Monday, April 21, 2014

Leacock Museum, Orillia

This is the museum shop. I was told it was built later.
 
 This is where Stephen Leacock did his writing. 
His house is under construction.


Sunday, April 20, 2014

Beautiful Orillia



Creighton Manor B & B 


 The very nice host and hostess of Creighton Manor B & B and I.


 


A sunset on Lake Simcoe in front of the B & B. It was quiet and serene sitting at that lonely bench and taking all that beautiful sunset in. 

Morning walk on the shorelines of Lake Simcoe 

Monday, February 24, 2014

Made of Garbage




Fashion Made of Garbage - Exhibit at the Biosphere Environmental Museum in Montreal, St. Helen to be exact. Check out the rest of the pictures at my other blogs: Architectonic Toronto and Archimpression.  

Photos by Mahtot

Sunday, February 9, 2014

The Biosphere, Montreal


Buckminister Fuller's geodesic dome in Montreal, re-purposed silos in St. Jacob remind me of this: "Everything in nature is formed according to the sphere, the cone and the cylinder" Cezanne. Hmm, I wonder what in nature inspires structures like that of Mies van der Rohe's Dominion Center or my own office building - school project. Absolutely no comparison of grandeur intended, PLEASE!

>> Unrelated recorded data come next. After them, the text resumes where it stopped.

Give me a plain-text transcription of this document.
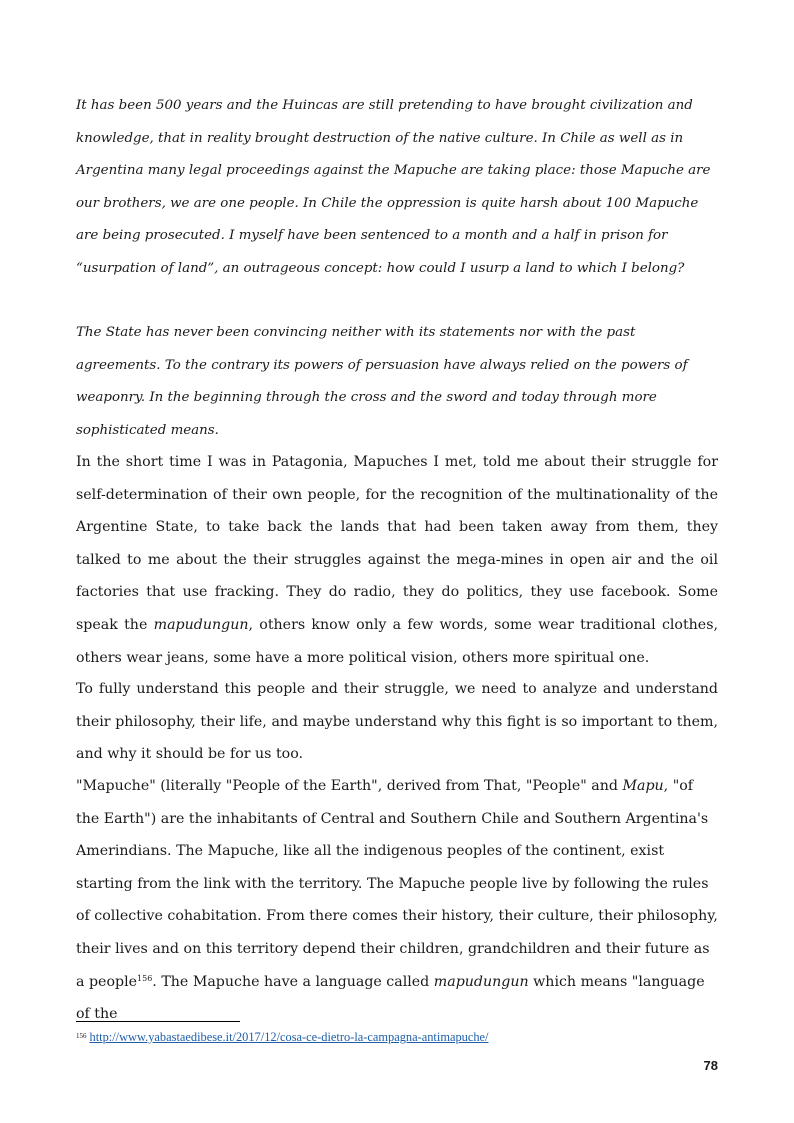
It has been 500 years and the Huincas are still pretending to have brought civilization and knowledge, that in reality brought destruction of the native culture. In Chile as well as in Argentina many legal proceedings against the Mapuche are taking place: those Mapuche are our brothers, we are one people. In Chile the oppression is quite harsh about 100 Mapuche are being prosecuted. I myself have been sentenced to a month and a half in prison for “usurpation of land”, an outrageous concept: how could I usurp a land to which I belong?

The State has never been convincing neither with its statements nor with the past agreements. To the contrary its powers of persuasion have always relied on the powers of weaponry. In the beginning through the cross and the sword and today through more sophisticated means.

In the short time I was in Patagonia, Mapuches I met, told me about their struggle for self-determination of their own people, for the recognition of the multinationality of the Argentine State, to take back the lands that had been taken away from them, they talked to me about the their struggles against the mega-mines in open air and the oil factories that use fracking. They do radio, they do politics, they use facebook. Some speak the mapudungun, others know only a few words, some wear traditional clothes, others wear jeans, some have a more political vision, others more spiritual one.

To fully understand this people and their struggle, we need to analyze and understand their philosophy, their life, and maybe understand why this fight is so important to them, and why it should be for us too.

"Mapuche" (literally "People of the Earth", derived from That, "People" and Mapu, "of the Earth") are the inhabitants of Central and Southern Chile and Southern Argentina's Amerindians. The Mapuche, like all the indigenous peoples of the continent, exist starting from the link with the territory. The Mapuche people live by following the rules of collective cohabitation. From there comes their history, their culture, their philosophy, their lives and on this territory depend their children, grandchildren and their future as a people$^{156}$. The Mapuche have a language called mapudungun which means "language of the

$^{156}$ http://www.yabastaedibese.it/2017/12/cosa-ce-dietro-la-campagna-antimapuche/

78
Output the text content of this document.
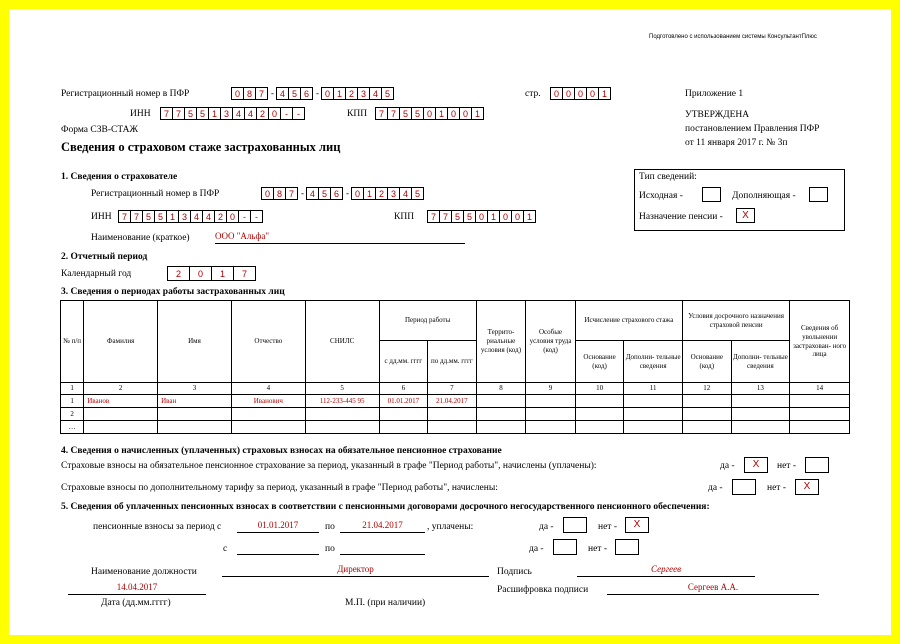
Подготовлено с использованием системы КонсультантПлюс
Регистрационный номер в ПФР	0 8 7 - 4 5 6 - 0 1 2 3 4 5	стр.	0 0 0 0 1
ИНН	7 7 5 5 1 3 4 4 2 0 -	-	КПП	7 7 5 5 0 1 0 0 1
Форма СЗВ-СТАЖ
Сведения о страховом стаже застрахованных лиц
Приложение 1
УТВЕРЖДЕНА
постановлением Правления ПФР
от 11 января 2017 г. № 3п
Тип сведений:
Исходная -	Дополняющая -
Назначение пенсии -	X
1. Сведения о страхователе
Регистрационный номер в ПФР	0 8 7 - 4 5 6 - 0 1 2 3 4 5
ИНН	7 7 5 5 1 3 4 4 2 0 -	-	КПП	7 7 5 5 0 1 0 0 1
Наименование (краткое)	ООО "Альфа"
2. Отчетный период
Календарный год	2	0	1	7
3. Сведения о периодах работы застрахованных лиц
№ п/п	Фамилия	Имя	Отчество	СНИЛС	Период работы		Террито- риальные условия (код)	Особые условия труда (код)	Исчисление страхового стажа		Условия досрочного назначения страховой пенсии		Сведения об увольнении застрахован- ного лица
					с дд.мм. гггг	по дд.мм. гггг			Основание (код)	Дополни- тельные сведения	Основание (код)	Дополни- тельные сведения	
1	2	3	4	5	6	7	8	9	10	11	12	13	14
1	Иванов	Иван	Иванович	112-233-445 95	01.01.2017	21.04.2017							
2													
…													
4. Сведения о начисленных (уплаченных) страховых взносах на обязательное пенсионное страхование
Страховые взносы на обязательное пенсионное страхование за период, указанный в графе "Период работы", начислены (уплачены):	да -	X	нет -
Страховые взносы по дополнительному тарифу за период, указанный в графе "Период работы", начислены:	да -	нет -	X
5. Сведения об уплаченных пенсионных взносах в соответствии с пенсионными договорами досрочного негосударственного пенсионного обеспечения:
пенсионные взносы за период с	01.01.2017	по	21.04.2017	, уплачены:	да -	нет -	X
с	по	да -	нет -
Наименование должности	Директор	Подпись	Сергеев
14.04.2017
Дата (дд.мм.гггг)	М.П. (при наличии)
Расшифровка подписи	Сергеев А.А.
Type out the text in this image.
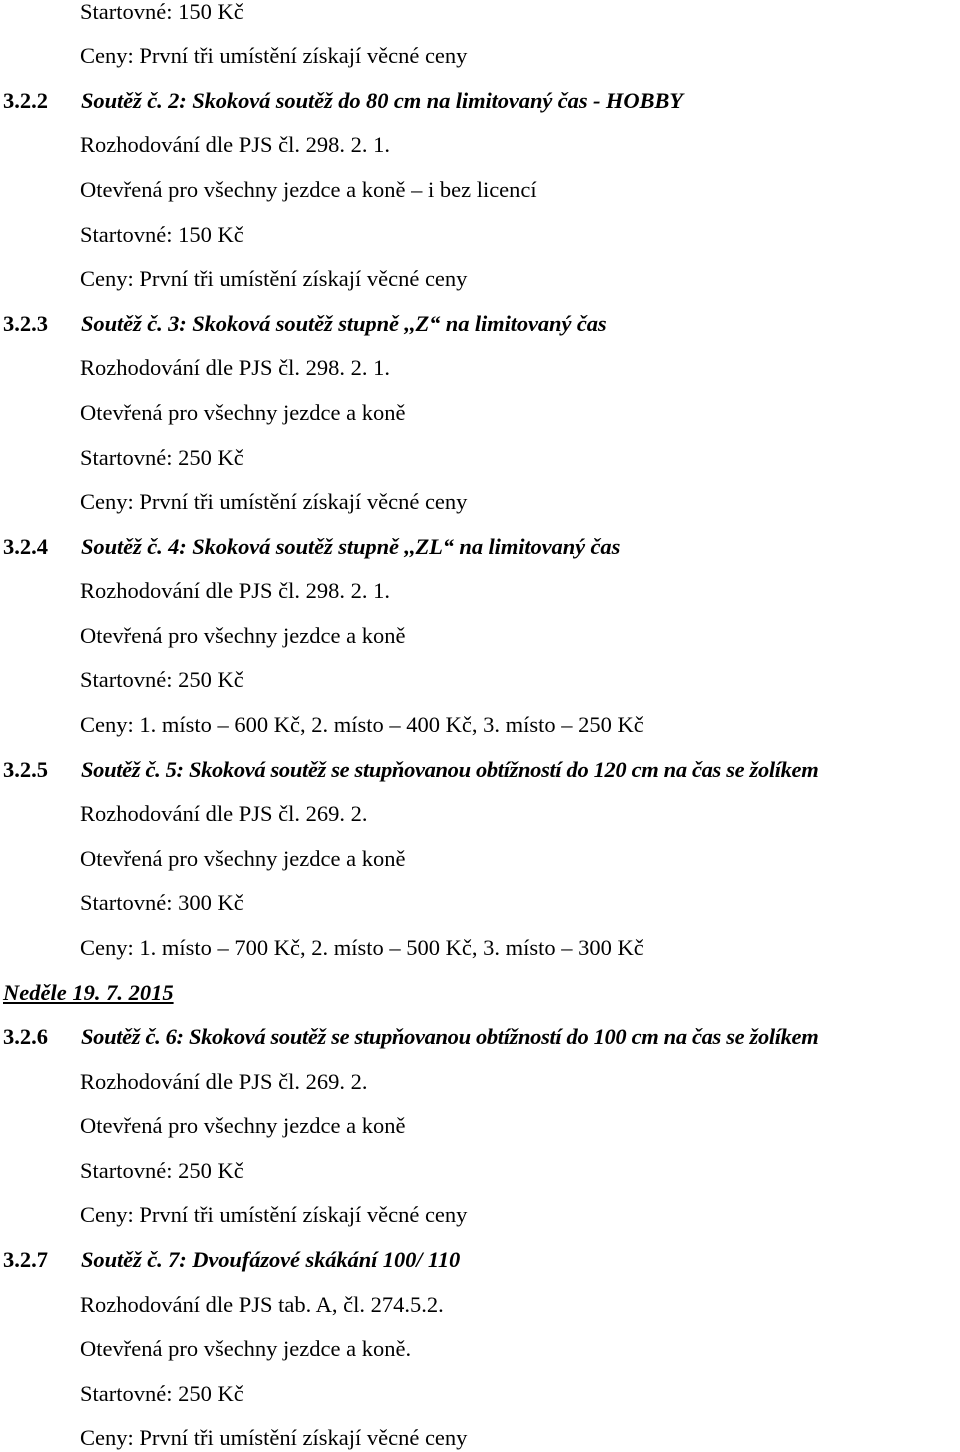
Startovné: 150 Kč
Ceny: První tři umístění získají věcné ceny
3.2.2 Soutěž č. 2: Skoková soutěž do 80 cm na limitovaný čas - HOBBY
Rozhodování dle PJS čl. 298. 2. 1.
Otevřená pro všechny jezdce a koně – i bez licencí
Startovné: 150 Kč
Ceny: První tři umístění získají věcné ceny
3.2.3 Soutěž č. 3: Skoková soutěž stupně ,,Z“ na limitovaný čas
Rozhodování dle PJS čl. 298. 2. 1.
Otevřená pro všechny jezdce a koně
Startovné: 250 Kč
Ceny: První tři umístění získají věcné ceny
3.2.4 Soutěž č. 4: Skoková soutěž stupně ,,ZL“ na limitovaný čas
Rozhodování dle PJS čl. 298. 2. 1.
Otevřená pro všechny jezdce a koně
Startovné: 250 Kč
Ceny: 1. místo – 600 Kč, 2. místo – 400 Kč, 3. místo – 250 Kč
3.2.5 Soutěž č. 5: Skoková soutěž se stupňovanou obtížností do 120 cm na čas se žolíkem
Rozhodování dle PJS čl. 269. 2.
Otevřená pro všechny jezdce a koně
Startovné: 300 Kč
Ceny: 1. místo – 700 Kč, 2. místo – 500 Kč, 3. místo – 300 Kč
Neděle 19. 7. 2015
3.2.6 Soutěž č. 6: Skoková soutěž se stupňovanou obtížností do 100 cm na čas se žolíkem
Rozhodování dle PJS čl. 269. 2.
Otevřená pro všechny jezdce a koně
Startovné: 250 Kč
Ceny: První tři umístění získají věcné ceny
3.2.7 Soutěž č. 7: Dvoufázové skákání 100/ 110
Rozhodování dle PJS tab. A, čl. 274.5.2.
Otevřená pro všechny jezdce a koně.
Startovné: 250 Kč
Ceny: První tři umístění získají věcné ceny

Saturday, January 11, 2014

Habitat 67, Montreal

This is Moshe Safdie's design project for Expo '67; a housing complex along the St. Laurent River on Avenue Pierre Dupuy. I biked from Montreal to St. Helen's Island to my last destination, Buckminister Fuller's geodesic (next entry). Habitat '67 was conveniently located on the way. 


I took the picture above from across the river. The complex looks like it is in ruins from afar. But on a close inspection, it looks very nice.  



Seeing this pile of concrete up close was great. 




Looks like there was reno happening at the time as can be seen in the picture below. (The pictures were taken August 2011.) 



Surely, given a chance to live in a unit like the above, I definitely would take it in a heart beat! But when I look at the building as a piece of architecture, I have my reservations. Is this a housing complex or a monument for the idea of a housing complex? It could work as the later: it is more expressive than utilitarian. (The imagination it took to design this is amazing.) But the question is, why does "housing" need such an extravagant expression and monumental representation?

Here is an excerpt I found in a book: "It[Mass housing] merely an emergency measure which was seized upon when the normal process fell short. It was a means which was useful when a large number of people had to be housed in a short space of time....But our problem began when this emergency measure from the turn of the century grew into housing for the entire community, and thus became the norm". 

I add this: our problem got worse, when we started building  extravagant monuments for it.